Esta tese sempre sustentada pelos melhores
analistas sociais e repetida muitas vezes pelo autor destas linhas, se
confirma: democracia e capitalismo não convivem. E se ela se instaura
dentro da ordem capitalista, assume formas distorcidas e até traços de
farça. Onde ela entra, estabelece imediatamente relações de desigualdade
que, no dialeto da ética, significa relações de exploração e de
injustiça. A democracia tem por pressuposto básico a igualdade de
direitos dos cidadãos e o combate aos privilégios. Quando a desigualdade
é ferida, abre-se espaço para o conflito de classes, a criação de
elites privilegiadas, a subordinação de grupos, a corrupção, fenômenos
visíveis em nossas democracias de baixíssima intensidade.
Piketty vê nos EUA e na Grã-Bretanha,
onde o capitalismo é triunfante, os países mais desiguais, o que é
atestado também por um dos maiores especialistas em desiguldade Richard
Wilkinson.
Nos EUA, executivos ganham 331 vezes mais que um trabalhador médio.
Eric Hobsbawn, numa de suas últimas intervenções antes de sua morte,
diz claramente que a economia política ocidental do neoliberalismo
“subordinou propositalmenet o bem-estar e a justiça social à tirania do
PIB, o maior crescimento econômico possível, deliberadamente
inequalitário”.
Em termos globais, citemos o corajoso documento da Oxfam intermón,
enviado aos opulentos empresários e banqueiros reunidos em Davos nos
janeiro deste ano como conclusão de seu “Relatório Governar para as
Elites, Sequestro democrático e Desigualdade econômica”: 85 ricos têm dinheiro igual a 3,57 bihões de pobres do mundo.
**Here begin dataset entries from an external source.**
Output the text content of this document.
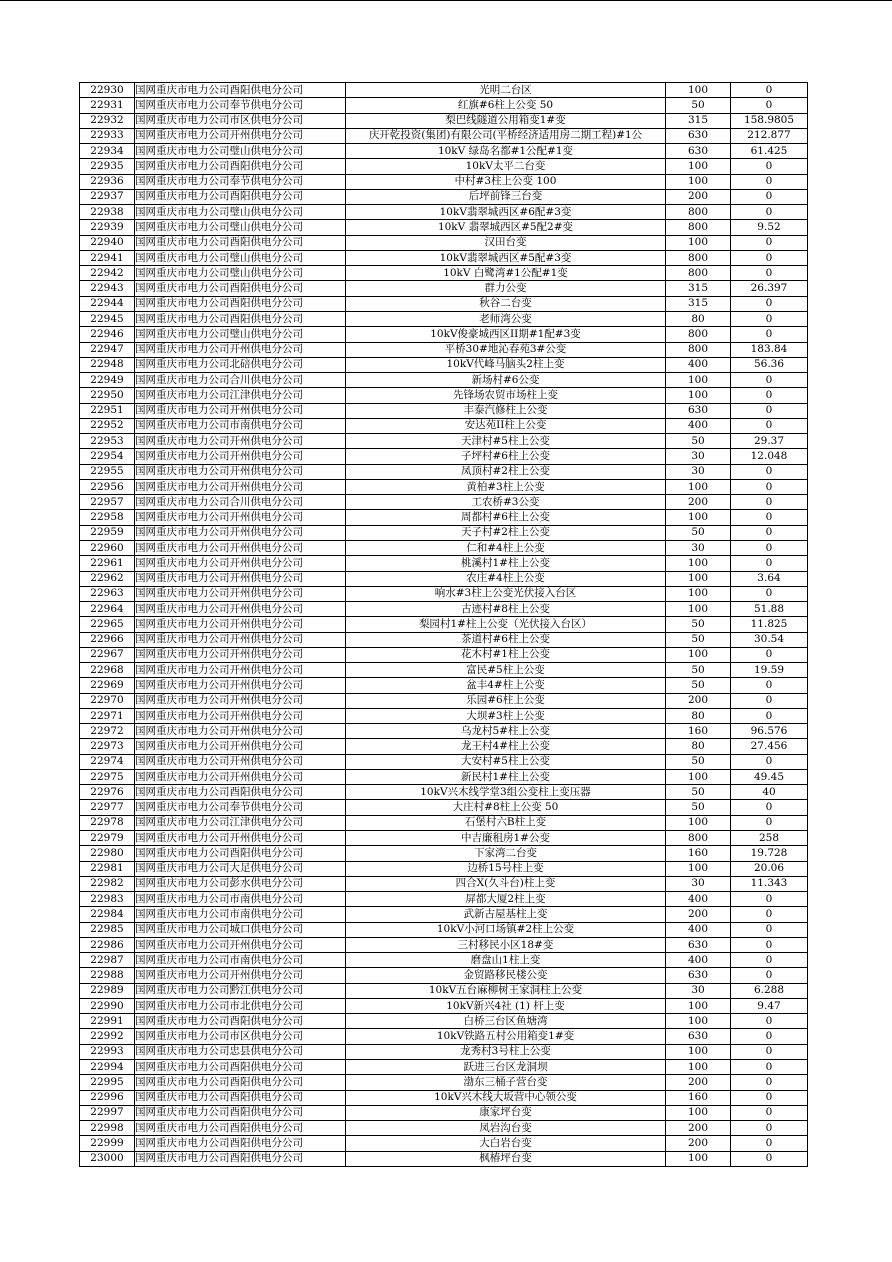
22930	国网重庆市电力公司酉阳供电分公司	光明二台区	100	0
22931	国网重庆市电力公司奉节供电分公司	红旗#6柱上公变 50	50	0
22932	国网重庆市电力公司市区供电分公司	梨巴线隧道公用箱变1#变	315	158.9805
22933	国网重庆市电力公司开州供电分公司	庆开乾投资(集团)有限公司(平桥经济适用房二期工程)#1公	630	212.877
22934	国网重庆市电力公司璧山供电分公司	10kV 绿岛名都#1公配#1变	630	61.425
22935	国网重庆市电力公司酉阳供电分公司	10kV太平二台变	100	0
22936	国网重庆市电力公司奉节供电分公司	中村#3柱上公变 100	100	0
22937	国网重庆市电力公司酉阳供电分公司	后坪前锋三台变	200	0
22938	国网重庆市电力公司璧山供电分公司	10kV翡翠城西区#6配#3变	800	0
22939	国网重庆市电力公司璧山供电分公司	10kV 翡翠城西区#5配2#变	800	9.52
22940	国网重庆市电力公司酉阳供电分公司	汉田台变	100	0
22941	国网重庆市电力公司璧山供电分公司	10kV翡翠城西区#5配#3变	800	0
22942	国网重庆市电力公司璧山供电分公司	10kV 白鹭湾#1公配#1变	800	0
22943	国网重庆市电力公司酉阳供电分公司	群力公变	315	26.397
22944	国网重庆市电力公司酉阳供电分公司	秋谷二台变	315	0
22945	国网重庆市电力公司酉阳供电分公司	老师湾公变	80	0
22946	国网重庆市电力公司璧山供电分公司	10kV俊豪城西区II期#1配#3变	800	0
22947	国网重庆市电力公司开州供电分公司	平桥30#地沁春苑3#公变	800	183.84
22948	国网重庆市电力公司北碚供电分公司	10kV代峰马脑头2柱上变	400	56.36
22949	国网重庆市电力公司合川供电分公司	新场村#6公变	100	0
22950	国网重庆市电力公司江津供电分公司	先锋场农贸市场柱上变	100	0
22951	国网重庆市电力公司开州供电分公司	丰泰汽修柱上公变	630	0
22952	国网重庆市电力公司市南供电分公司	安达苑II柱上公变	400	0
22953	国网重庆市电力公司开州供电分公司	天津村#5柱上公变	50	29.37
22954	国网重庆市电力公司开州供电分公司	子坪村#6柱上公变	30	12.048
22955	国网重庆市电力公司开州供电分公司	凤顶村#2柱上公变	30	0
22956	国网重庆市电力公司开州供电分公司	黄柏#3柱上公变	100	0
22957	国网重庆市电力公司合川供电分公司	工农桥#3公变	200	0
22958	国网重庆市电力公司开州供电分公司	周都村#6柱上公变	100	0
22959	国网重庆市电力公司开州供电分公司	天子村#2柱上公变	50	0
22960	国网重庆市电力公司开州供电分公司	仁和#4柱上公变	30	0
22961	国网重庆市电力公司开州供电分公司	桃溪村1#柱上公变	100	0
22962	国网重庆市电力公司开州供电分公司	农庄#4柱上公变	100	3.64
22963	国网重庆市电力公司开州供电分公司	响水#3柱上公变光伏接入台区	100	0
22964	国网重庆市电力公司开州供电分公司	古迹村#8柱上公变	100	51.88
22965	国网重庆市电力公司开州供电分公司	梨园村1#柱上公变（光伏接入台区）	50	11.825
22966	国网重庆市电力公司开州供电分公司	茶道村#6柱上公变	50	30.54
22967	国网重庆市电力公司开州供电分公司	花木村#1柱上公变	100	0
22968	国网重庆市电力公司开州供电分公司	富民#5柱上公变	50	19.59
22969	国网重庆市电力公司开州供电分公司	盆丰4#柱上公变	50	0
22970	国网重庆市电力公司开州供电分公司	乐园#6柱上公变	200	0
22971	国网重庆市电力公司开州供电分公司	大坝#3柱上公变	80	0
22972	国网重庆市电力公司开州供电分公司	乌龙村5#柱上公变	160	96.576
22973	国网重庆市电力公司开州供电分公司	龙王村4#柱上公变	80	27.456
22974	国网重庆市电力公司开州供电分公司	大安村#5柱上公变	50	0
22975	国网重庆市电力公司开州供电分公司	新民村1#柱上公变	100	49.45
22976	国网重庆市电力公司酉阳供电分公司	10kV兴木线学堂3组公变柱上变压器	50	40
22977	国网重庆市电力公司奉节供电分公司	大庄村#8柱上公变 50	50	0
22978	国网重庆市电力公司江津供电分公司	石堡村六B柱上变	100	0
22979	国网重庆市电力公司开州供电分公司	中吉廉租房1#公变	800	258
22980	国网重庆市电力公司酉阳供电分公司	下家湾二台变	160	19.728
22981	国网重庆市电力公司大足供电分公司	边桥15号柱上变	100	20.06
22982	国网重庆市电力公司彭水供电分公司	四合X(久斗台)柱上变	30	11.343
22983	国网重庆市电力公司市南供电分公司	屏都大厦2柱上变	400	0
22984	国网重庆市电力公司市南供电分公司	武新古屋基柱上变	200	0
22985	国网重庆市电力公司城口供电分公司	10kV小河口场镇#2柱上公变	400	0
22986	国网重庆市电力公司开州供电分公司	三村移民小区18#变	630	0
22987	国网重庆市电力公司市南供电分公司	磨盘山1柱上变	400	0
22988	国网重庆市电力公司开州供电分公司	金贸路移民楼公变	630	0
22989	国网重庆市电力公司黔江供电分公司	10kV五台麻柳树王家洞柱上公变	30	6.288
22990	国网重庆市电力公司市北供电分公司	10kV新兴4社 (1) 杆上变	100	9.47
22991	国网重庆市电力公司酉阳供电分公司	白桥三台区鱼塘湾	100	0
22992	国网重庆市电力公司市区供电分公司	10kV铁路五村公用箱变1#变	630	0
22993	国网重庆市电力公司忠县供电分公司	龙秀村3号柱上公变	100	0
22994	国网重庆市电力公司酉阳供电分公司	跃进三台区龙洞坝	100	0
22995	国网重庆市电力公司酉阳供电分公司	渤东三桶子营台变	200	0
22996	国网重庆市电力公司酉阳供电分公司	10kV兴木线大坂营中心领公变	160	0
22997	国网重庆市电力公司酉阳供电分公司	康家坪台变	100	0
22998	国网重庆市电力公司酉阳供电分公司	凤岩沟台变	200	0
22999	国网重庆市电力公司酉阳供电分公司	大白岩台变	200	0
23000	国网重庆市电力公司酉阳供电分公司	枫椿坪台变	100	0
O discurso ideológico aventado por esses
plutocratas é que tal riqueza é fruto de ativos, de heranças e da
meritocracia; as fortunas são conquistas merecidas, como recompensa
pelos bons serviços prestados. Ofendem-se quando são apontados como o 1%
de ricos contra os 99% dos demais cidadãos, pois se imaginam os grandes
geradores de emprego.
Os prêmios Nobel, J. Stiglitz e P. Krugman
têm mostrado que o dinheiro que receberam do Governo para salvarem seus
bancos e empresas mal foram empregados na geração de empregos. Entraram
logo na ciranda financeira mundial que rende sempre muito mais sem
precisar trabalhar. E ainda há 21 trilhões de dólares nos paraísos
fiscais de 91 mil pessoas.
Como é possível estabelecer relações mínimas
de equidade, de participação, de cooperação e de real democracia quando
se revelam estas excrecências humanas que se fazem surdas aos gritos que
sobem da Terra e cegas sobre as chagas de milhões de co-semelhantes?
Voltemos à situação da desigualdade no Brasil. Orienta-nos o nosso melhor especialista na área, Márcio Pochmann (veja também Atlas da exclusão social – os ricos no Brasil, Cortez,
2004): 20 mil famílias vivem da aplicação de suas riquezas no circuito
da financeirização, portanto, ganham através da especulação. Continua
Poschmann: os 10% mais ricos da população impõem, historicamente, a
ditadura da concentração, pois chegam a responder por quase 75% de toda
riqueza nacional. Enquanto os 90% mais pobres ficam com apenas 25%”(Le Monde Diplomatique, outubro 2007).
Segundo dados de organismos econômicos da ONU
de 2005, o Brasil era o oitavo país mais desigual do mundo. Mas graças
às políticas sociais dos últimos dois governos, diga-se honrosamente, o
índice de Geni (que mede as desigualdades) passou de 0,58 para 0,52. Em
outras palavras, a desigualdade que continua enorme, caiu 17%.
Piketty não vê caminho mais curto para
diminuir as desigualdades do que a severa intervenção do Estado e da
taxação progressiva da riqueza, até 80%, o que apavora os super-ricos.
Sábias são as palavras de Eric Hobsbawn: “O objetivo da economia não é o
ganho, mas sim o bem-estar de toda a população; o crescimento econômico
não é um fim em si mesmo, mas um meio para dar vida a sociedades boas,
humanas e justas”.
E como um gran finale a frase de Robert F. Kennedy: ”o PIB inclui tudo; exceto o que faz a vida valer a pena.”